BIP Deutschland: 2019 war nicht einfach, 2020 wird nicht viel besser - Nord LB Kolumne
Das Statistische Bundesamt in Wiesbaden hat heute eine erste Schätzung zur Entwicklung des BIP für das Jahr 2019 veröffentlicht. Am Ende reichte es demnach immerhin für eine Wachstumsrate von 0,6%. Dies bedeutet dennoch das schwächste Jahr seit 2014.
Das Jahr 2019 war kein einfaches für die deutsche Wirtschaft. Die Unsicherheit über die Handelskonflikte, den Brexit, aber auch der Konjunkturzyklus der globalen Wirtschaft, drückten die Auslandsnachfrage und die Industrie in die Rezession. Immerhin blieben vor allem der Binnenkonsum und die Bauwirtschaft eine stabile Säule. Die schwierige Situation der Produzenten übertrug sich bislang nicht in andere Sektoren. Dies verhinderte aber nicht, dass Deutschland in der Eurozone neben Italien die rote Laterne hochhält und unterdurchschnittlich wuchs.
Die große Frage ist nun, wie es im laufenden Jahr wird. Leider sind die Perspektiven nicht wesentlich besser als im vergangenen Jahr. So sieht es immer noch nicht danach aus, als dass die Industrie die Trendwende schafft. Aber es scheint zumindest eine gewisse Bodenbildung zu geben. Die große Gefahr ist, dass sich die Schieflage der Produzenten nicht mehr durch andere Sektoren aufgefangen werden kann und etwa über den Arbeitsmarkt negative Effekte entfaltet. Der ifo-Index konnte sich immerhin im Dezember verbessern. Die Auftragseingänge der Produzenten waren im November zwar negativ, sehen aber ohne die Großaufträge deutlich besser aus und vieles spricht dafür, dass es im Dezember/Januar besser werden könnte. Immerhin sind zwei Unruheherde – Brexit und Handelskrieg zwischen China und USA – seit Dezember partiell vom Tisch und dies dürfte global für eine deutlich bessere Stimmung sorgen.

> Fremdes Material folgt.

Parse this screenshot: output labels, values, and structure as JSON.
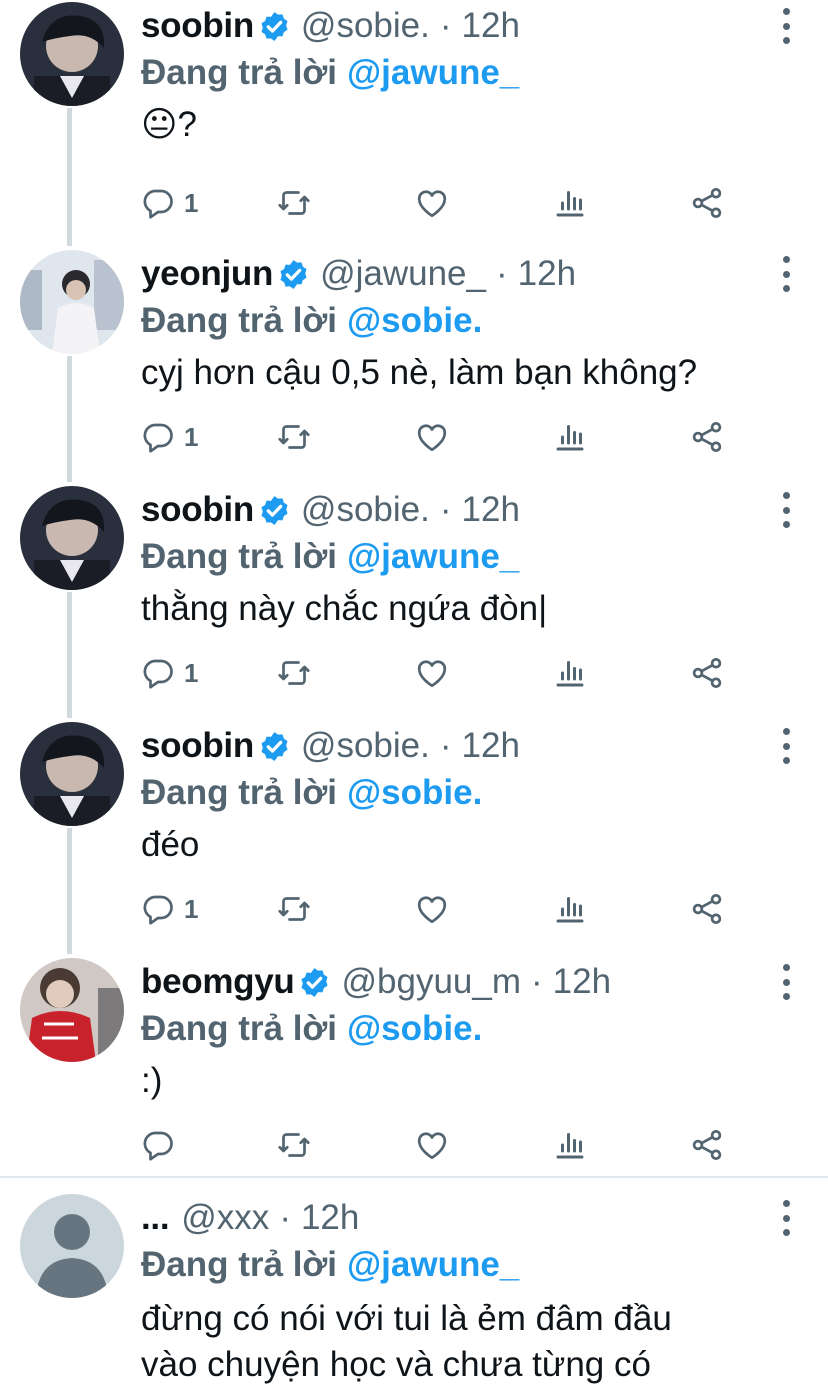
{
  "colors": {
    "accent": "#1d9bf0",
    "secondary_text": "#536471",
    "primary_text": "#0f1419",
    "thread_line": "#cfd9de"
  },
  "tweets": [
    {
      "name": "soobin",
      "handle": "@sobie.",
      "dot": "·",
      "time": "12h",
      "reply_prefix": "Đang trả lời",
      "reply_to": "@jawune_",
      "text": "😐?",
      "reply_count": "1",
      "verified": true
    },
    {
      "name": "yeonjun",
      "handle": "@jawune_",
      "dot": "·",
      "time": "12h",
      "reply_prefix": "Đang trả lời",
      "reply_to": "@sobie.",
      "text": "cyj hơn cậu 0,5 nè, làm bạn không?",
      "reply_count": "1",
      "verified": true
    },
    {
      "name": "soobin",
      "handle": "@sobie.",
      "dot": "·",
      "time": "12h",
      "reply_prefix": "Đang trả lời",
      "reply_to": "@jawune_",
      "text": "thằng này chắc ngứa đòn|",
      "reply_count": "1",
      "verified": true
    },
    {
      "name": "soobin",
      "handle": "@sobie.",
      "dot": "·",
      "time": "12h",
      "reply_prefix": "Đang trả lời",
      "reply_to": "@sobie.",
      "text": "đéo",
      "reply_count": "1",
      "verified": true
    },
    {
      "name": "beomgyu",
      "handle": "@bgyuu_m",
      "dot": "·",
      "time": "12h",
      "reply_prefix": "Đang trả lời",
      "reply_to": "@sobie.",
      "text": ":)",
      "reply_count": "",
      "verified": true
    },
    {
      "name": "...",
      "handle": "@xxx",
      "dot": "·",
      "time": "12h",
      "reply_prefix": "Đang trả lời",
      "reply_to": "@jawune_",
      "text_lines": [
        "đừng có nói với tui là ẻm đâm đầu",
        "vào chuyện học và chưa từng có"
      ],
      "verified": false
    }
  ]
}
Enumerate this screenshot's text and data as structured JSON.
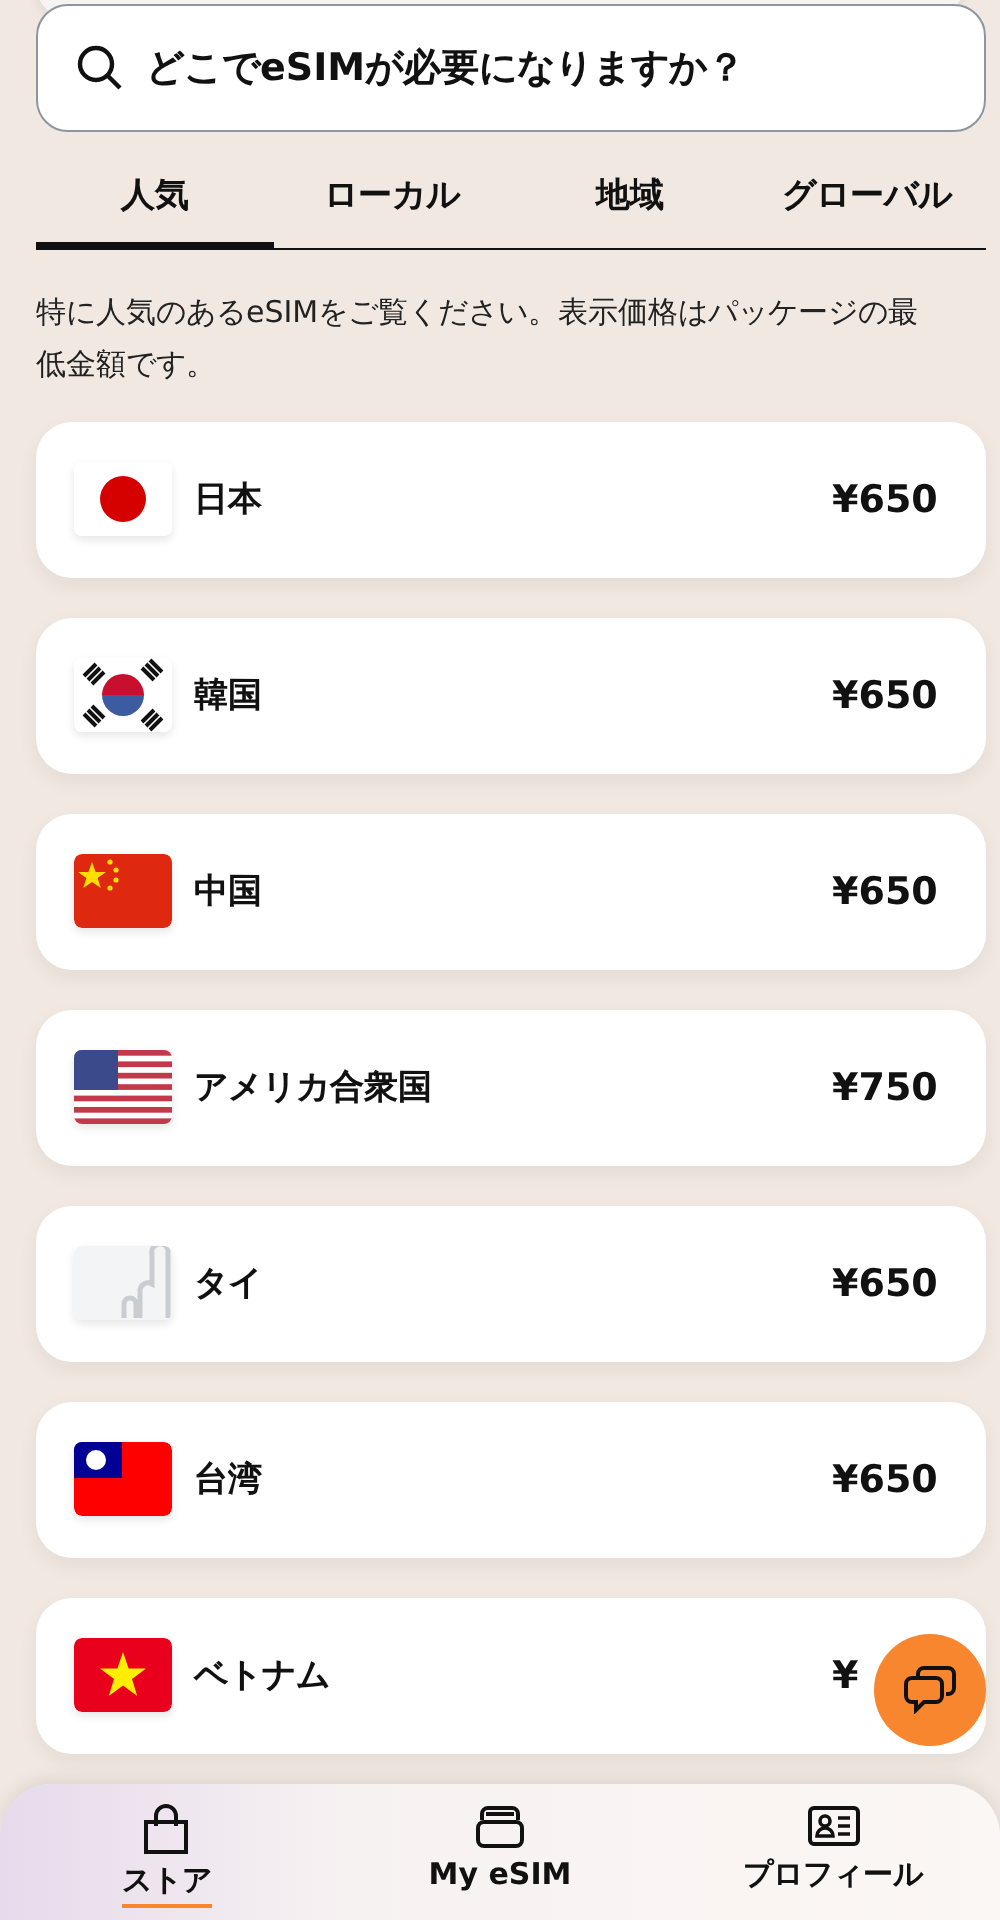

Aber: Die Konflikte sind weiter präsent. Das Handelsabkommen mit Großbritannien muss erst verhandelt werden. Die Friktionen ab 31. Januar sind schwer vorherzusehen. Die Teileinigung zwischen USA und China steht zwar, die Maßnahmen sind aber noch nicht gänzlich rückabgewickelt und zudem ist nicht klar, ob Donald Trump nicht doch die EU als nächstes Ziel auf der Agenda hat. Aber auch die Ereignisse im Iran, Irak und Libyen zeigen, dass auch die Geopolitik spannender bleibt, als einem lieb sein kann.
Zudem steht die deutsche Wirtschaft vor mehreren Herausforderungen. Die Autoindustrie hat mit Absatzproblemen zu kämpfen und steht vor einem Strukturwandel. In der Politik wird intensiver über Investitionen in die Zukunft und die Schuldenpolitik diskutiert. Hier gibt es viele Baustellen worauf mehrere Wirtschaftsinstitute schon verwiesen haben. Im laufenden Jahr gilt es nun, wichtige Weichen zu stellen um auch in der Zukunft wettbewerbsfähig zu bleiben.
Eine sehr interessante Nachricht am Rande der Veröffentlichung: Künftig will das Bundesamt die erste Schätzung für die BIP-Statistik zwei Wochen früher veröffentlichen.
Fazit: Die deutsche Wirtschaft ist im Jahr 2019 nur noch um 0,6% gewachsen. Dies ist der schwächste Wert seit 2014. Im letzten Quartal des Jahres hat das Wachstum anscheinend wieder etwas Fahrt aufgenommen. Die Perspektiven für 2020 sind weiter gedrückt, eine größere Trendwende zeichnet sich aktuell nicht ab. Deutschland steht vor größeren strukturellen Voraussetzungen und befindet sich in einem international komplizierten Umfeld. Gefragt ist nun auch die Regierung, die Weichen zu stellen, dass die Zukunftsfähigkeit gesichert ist.